Ceritanya berawal dari unggahan Facebook Ade Indra Wati, seorang penjual kue, pada 30 Januari 2026. Ia bercerita dengan nada yang cukup santai, campur aduk antara kesal dan geli.
Di awal-awal program MBG berjalan, situasi dapur SPBG masih terbilang aman dan terkendali. Pesanan roti yang masuk masih di kisaran harga empat sampai lima ribu rupiah. Lumayanlah.
Tapi lama-lama, kok jadi makin aneh. Pesanan dengan harga segitu sudah nggak ada lagi yang datang.
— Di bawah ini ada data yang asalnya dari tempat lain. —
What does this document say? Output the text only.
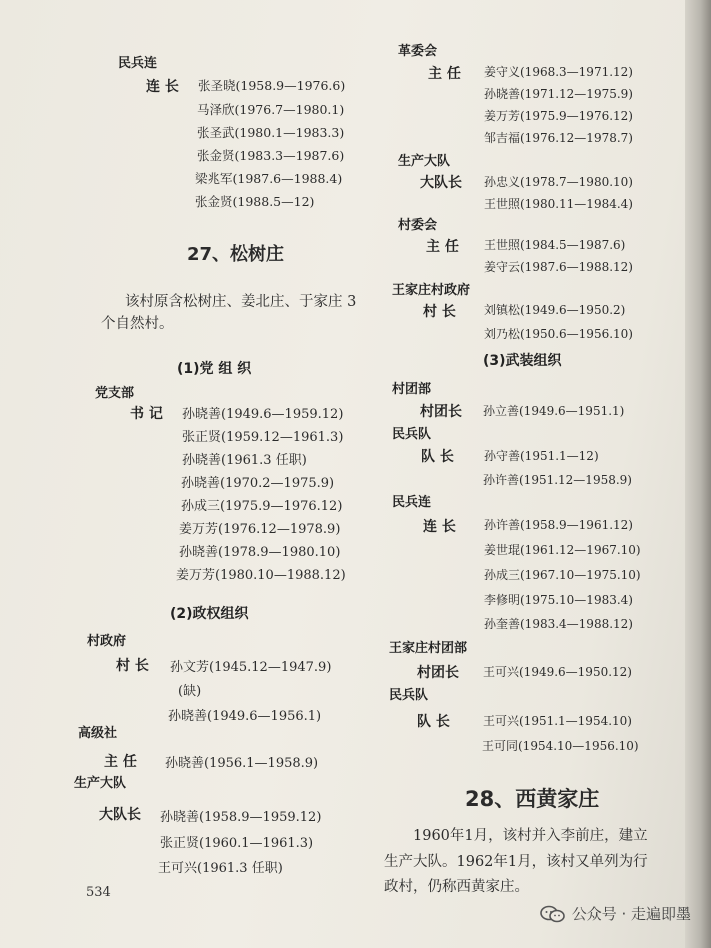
民兵连
连 长 张圣晓(1958.9—1976.6)
马泽欣(1976.7—1980.1)
张圣武(1980.1—1983.3)
张金贤(1983.3—1987.6)
梁兆军(1987.6—1988.4)
张金贤(1988.5—12)
27、松树庄
该村原含松树庄、姜北庄、于家庄 3
个自然村。
(1)党 组 织
党支部
书 记 孙晓善(1949.6—1959.12)
张正贤(1959.12—1961.3)
孙晓善(1961.3 任职)
孙晓善(1970.2—1975.9)
孙成三(1975.9—1976.12)
姜万芳(1976.12—1978.9)
孙晓善(1978.9—1980.10)
姜万芳(1980.10—1988.12)
(2)政权组织
村政府
村 长 孙文芳(1945.12—1947.9)
(缺)
孙晓善(1949.6—1956.1)
高级社
主 任 孙晓善(1956.1—1958.9)
生产大队
大队长 孙晓善(1958.9—1959.12)
张正贤(1960.1—1961.3)
王可兴(1961.3 任职)
534
革委会
主 任 姜守义(1968.3—1971.12)
孙晓善(1971.12—1975.9)
姜万芳(1975.9—1976.12)
邹吉福(1976.12—1978.7)
生产大队
大队长 孙忠义(1978.7—1980.10)
王世照(1980.11—1984.4)
村委会
主 任 王世照(1984.5—1987.6)
姜守云(1987.6—1988.12)
王家庄村政府
村 长 刘镇松(1949.6—1950.2)
刘乃松(1950.6—1956.10)
(3)武装组织
村团部
村团长 孙立善(1949.6—1951.1)
民兵队
队 长	孙守善(1951.1—12)
孙许善(1951.12—1958.9)
民兵连
连 长 孙许善(1958.9—1961.12)
姜世琨(1961.12—1967.10)
孙成三(1967.10—1975.10)
李修明(1975.10—1983.4)
孙奎善(1983.4—1988.12)
王家庄村团部
村团长 王可兴(1949.6—1950.12)
民兵队
队 长	王可兴(1951.1—1954.10)
王可同(1954.10—1956.10)
28、西黄家庄
1960年1月，该村并入李前庄，建立
生产大队。1962年1月，该村又单列为行
政村，仍称西黄家庄。
公众号 · 走遍即墨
Yang ada malah orderan dengan harga tiga ribu, bahkan cuma dua ribu per rotinya. Ya ampun.
"Mending aku ngurusin isi toko ku, dr pd ngurusin roti mbg yg harga 2ribu," tulis Ade disertai emoji ketawa. Ia mengaku sama sekali tidak tergiur. Menurutnya, kalau dipaksakan, badan bisa kurus dan sakit liver karena dipaksa kerja terus-terusan tanpa henti.
Namun begitu, realitanya yang datang justru pada minta harga dua ribu, atau malah lebih rendah lagi. Ade pun angkat bicara dengan jujur.
"Maaf saya tidak bisa membuatnya," ujarnya. Ia menjelaskan, jujur saja dia tidak bisa bikin roti hanya pakai tepung merk payung, pengembang, dan air. Komposisi seperti itu, katanya, biasanya cuma ditemui di produksi roti kampas.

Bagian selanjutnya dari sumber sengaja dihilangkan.